A few years later, I got together with my old boss from the project and the idea of doing a documentary came up. Neither of us had ever made a documentary and neither of us knew more about the disease than what we learned through working with The Princess Margaret. What we did know was how we felt about the people we met in our initial endeavour. They made us believe that conquering cancer was possible. We felt all we had to do was turn our camera in their direction, capture their stories and their passion and the viewer would feel the same way we felt when we first met some of the people featured in the film.
I put together a plan, talked to my production company and my colleagues and I approached The Princess Margaret Cancer Foundation and asked if they would like to come on this journey with us. They were more than happy to, and over the course of a year, we shot interviews with doctors and researchers from around the world and, most importantly, survivors — people from all walks of life who had stared down the disease until it retreated, sometimes over and over again. Screening and sifting through the over 70 hours of footage to weave together our story was no small task. To quote our narrator, Bryan Adams, “The politics and emotion surrounding it are as complicated as the disease itself.” We were surprised by the wash of complimentary and contradictory views and opinions we received from everyone we talked to. But our mission stayed the same: let the survivors tell their story and simply show the audience what these people were up against.
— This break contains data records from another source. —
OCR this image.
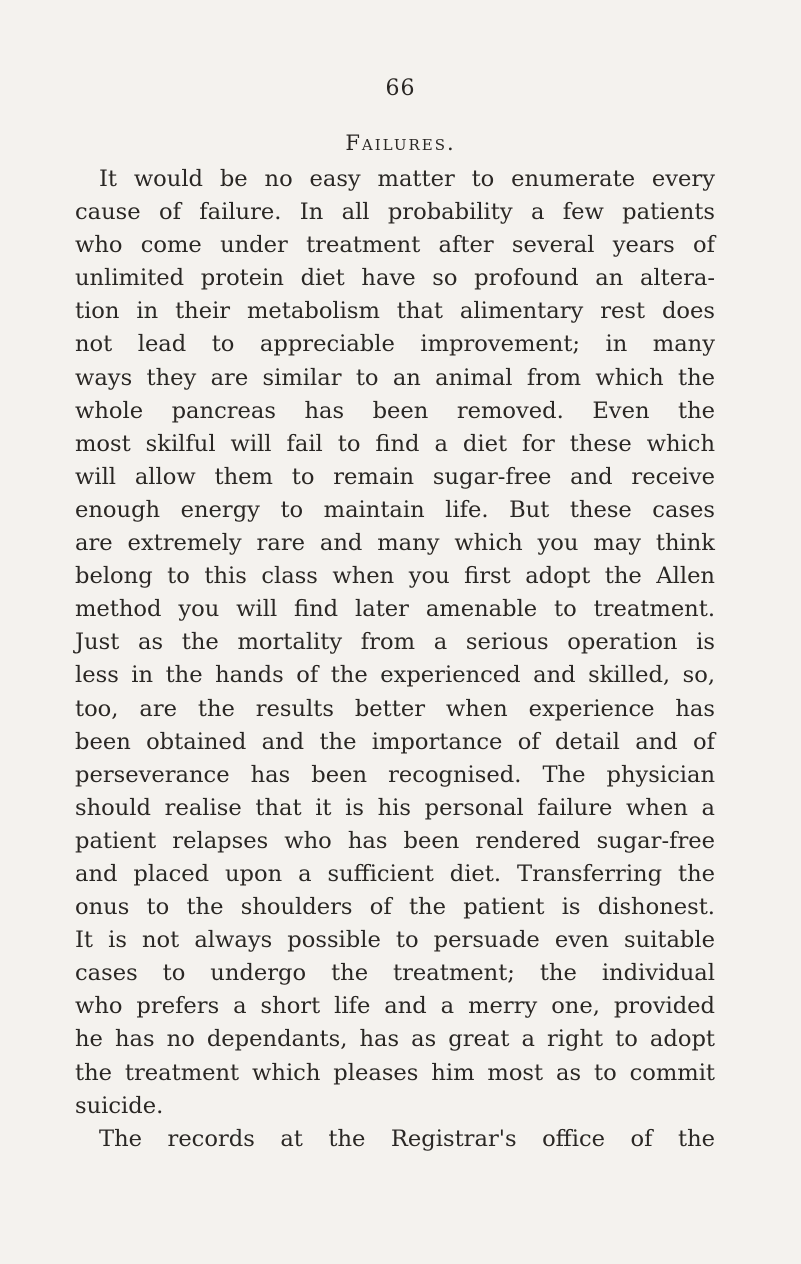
66
Failures.
It would be no easy matter to enumerate every
cause of failure. In all probability a few patients
who come under treatment after several years of
unlimited protein diet have so profound an altera-
tion in their metabolism that alimentary rest does
not lead to appreciable improvement; in many
ways they are similar to an animal from which the
whole pancreas has been removed. Even the
most skilful will fail to find a diet for these which
will allow them to remain sugar-free and receive
enough energy to maintain life. But these cases
are extremely rare and many which you may think
belong to this class when you first adopt the Allen
method you will find later amenable to treatment.
Just as the mortality from a serious operation is
less in the hands of the experienced and skilled, so,
too, are the results better when experience has
been obtained and the importance of detail and of
perseverance has been recognised. The physician
should realise that it is his personal failure when a
patient relapses who has been rendered sugar-free
and placed upon a sufficient diet. Transferring the
onus to the shoulders of the patient is dishonest.
It is not always possible to persuade even suitable
cases to undergo the treatment; the individual
who prefers a short life and a merry one, provided
he has no dependants, has as great a right to adopt
the treatment which pleases him most as to commit
suicide.
The records at the Registrar's office of the
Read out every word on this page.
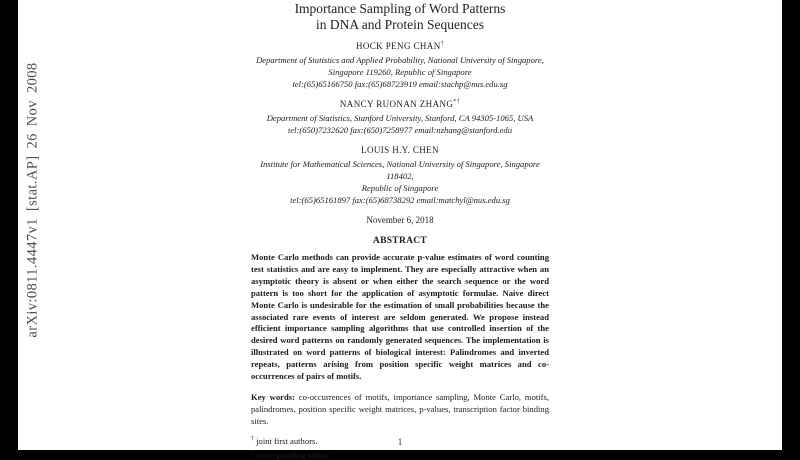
arXiv:0811.4447v1 [stat.AP] 26 Nov 2008
Importance Sampling of Word Patterns
in DNA and Protein Sequences
HOCK PENG CHAN†
Department of Statistics and Applied Probability, National University of Singapore,
Singapore 119260, Republic of Singapore
tel:(65)65166750 fax:(65)68723919 email:stachp@nus.edu.sg
NANCY RUONAN ZHANG*†
Department of Statistics, Stanford University, Stanford, CA 94305-1065, USA
tel:(650)7232620 fax:(650)7258977 email:nzhang@stanford.edu
LOUIS H.Y. CHEN
Institute for Mathematical Sciences, National University of Singapore, Singapore 118402,
Republic of Singapore
tel:(65)65161897 fax:(65)68738292 email:matchyl@nus.edu.sg
November 6, 2018
ABSTRACT
Monte Carlo methods can provide accurate p-value estimates of word counting test statistics and are easy to implement. They are especially attractive when an asymptotic theory is absent or when either the search sequence or the word pattern is too short for the application of asymptotic formulae. Naive direct Monte Carlo is undesirable for the estimation of small probabilities because the associated rare events of interest are seldom generated. We propose instead efficient importance sampling algorithms that use controlled insertion of the desired word patterns on randomly generated sequences. The implementation is illustrated on word patterns of biological interest: Palindromes and inverted repeats, patterns arising from position specific weight matrices and co-occurrences of pairs of motifs.
Key words: co-occurrences of motifs, importance sampling, Monte Carlo, motifs, palindromes, position specific weight matrices, p-values, transcription factor binding sites.
† joint first authors.
* corresponding author.
1
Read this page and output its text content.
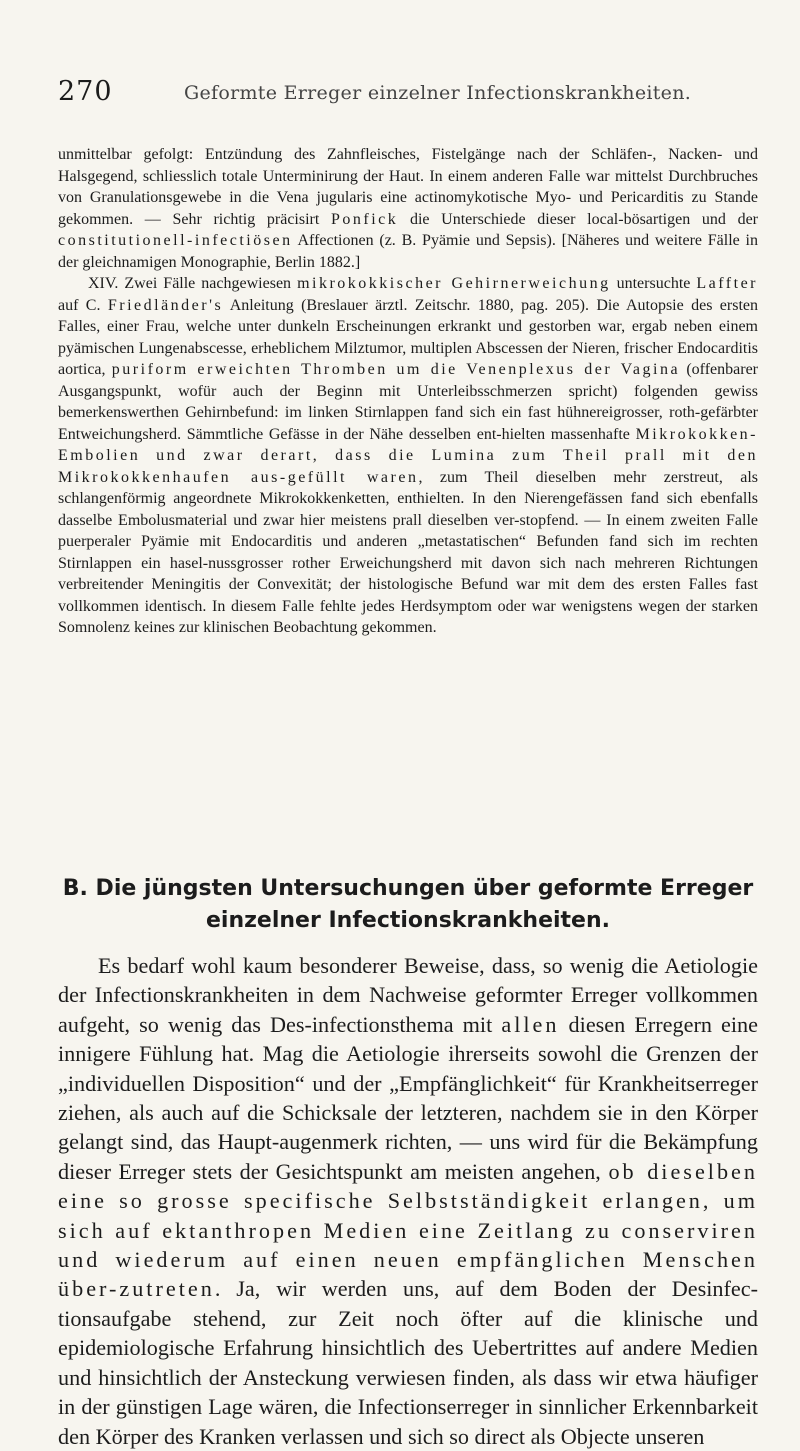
270	Geformte Erreger einzelner Infectionskrankheiten.

unmittelbar gefolgt: Entzündung des Zahnfleisches, Fistelgänge nach der Schläfen-, Nacken- und Halsgegend, schliesslich totale Unterminirung der Haut. In einem anderen Falle war mittelst Durchbruches von Granulationsgewebe in die Vena jugularis eine actinomykotische Myo- und Pericarditis zu Stande gekommen. — Sehr richtig präcisirt Ponfick die Unterschiede dieser local-bösartigen und der constitutionell-infectiösen Affectionen (z. B. Pyämie und Sepsis). [Näheres und weitere Fälle in der gleichnamigen Monographie, Berlin 1882.]

XIV. Zwei Fälle nachgewiesen mikrokokkischer Gehirnerweichung untersuchte Laffter auf C. Friedländer's Anleitung (Breslauer ärztl. Zeitschr. 1880, pag. 205). Die Autopsie des ersten Falles, einer Frau, welche unter dunkeln Erscheinungen erkrankt und gestorben war, ergab neben einem pyämischen Lungenabscesse, erheblichem Milztumor, multiplen Abscessen der Nieren, frischer Endocarditis aortica, puriform erweichten Thromben um die Venenplexus der Vagina (offenbarer Ausgangspunkt, wofür auch der Beginn mit Unterleibsschmerzen spricht) folgenden gewiss bemerkenswerthen Gehirnbefund: im linken Stirnlappen fand sich ein fast hühnereigrosser, roth-gefärbter Entweichungsherd. Sämmtliche Gefässe in der Nähe desselben ent-hielten massenhafte Mikrokokken-Embolien und zwar derart, dass die Lumina zum Theil prall mit den Mikrokokkenhaufen aus-gefüllt waren, zum Theil dieselben mehr zerstreut, als schlangenförmig angeordnete Mikrokokkenketten, enthielten. In den Nierengefässen fand sich ebenfalls dasselbe Embolusmaterial und zwar hier meistens prall dieselben ver-stopfend. — In einem zweiten Falle puerperaler Pyämie mit Endocarditis und anderen „metastatischen“ Befunden fand sich im rechten Stirnlappen ein hasel-nussgrosser rother Erweichungsherd mit davon sich nach mehreren Richtungen verbreitender Meningitis der Convexität; der histologische Befund war mit dem des ersten Falles fast vollkommen identisch. In diesem Falle fehlte jedes Herdsymptom oder war wenigstens wegen der starken Somnolenz keines zur klinischen Beobachtung gekommen.

B. Die jüngsten Untersuchungen über geformte Erreger einzelner Infectionskrankheiten.

Es bedarf wohl kaum besonderer Beweise, dass, so wenig die Aetiologie der Infectionskrankheiten in dem Nachweise geformter Erreger vollkommen aufgeht, so wenig das Des-infectionsthema mit allen diesen Erregern eine innigere Fühlung hat. Mag die Aetiologie ihrerseits sowohl die Grenzen der „individuellen Disposition“ und der „Empfänglichkeit“ für Krankheitserreger ziehen, als auch auf die Schicksale der letzteren, nachdem sie in den Körper gelangt sind, das Haupt-augenmerk richten, — uns wird für die Bekämpfung dieser Erreger stets der Gesichtspunkt am meisten angehen, ob dieselben eine so grosse specifische Selbstständigkeit erlangen, um sich auf ektanthropen Medien eine Zeitlang zu conserviren und wiederum auf einen neuen empfänglichen Menschen über-zutreten. Ja, wir werden uns, auf dem Boden der Desinfec-tionsaufgabe stehend, zur Zeit noch öfter auf die klinische und epidemiologische Erfahrung hinsichtlich des Uebertrittes auf andere Medien und hinsichtlich der Ansteckung verwiesen finden, als dass wir etwa häufiger in der günstigen Lage wären, die Infectionserreger in sinnlicher Erkennbarkeit den Körper des Kranken verlassen und sich so direct als Objecte unseren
At our initial screenings, I noticed people going into it with the same trepidation I had when I started the PSA. It seems to me that for some people, just talking about the disease somehow gives it power. The opposite is true. The more we share, the more we tackle the subject, the weaker it gets. One of the things I learned while making this film is that we need a stronger unified public movement.
We want people to easily relate to the information delivered in our film. It isn’t meant to be complicated; to come up with all the answers or address all the issues. It is meant to take the complicated problem of cancer and simplify some of the obstacles we face in defeating it. ‘A Day Without Cancer’ is a testament to those fighting their own war on cancer. At the end of it, I hope people come away a little less afraid, a little more understanding, and inspired by those who have conquered cancer in their own lifetimes.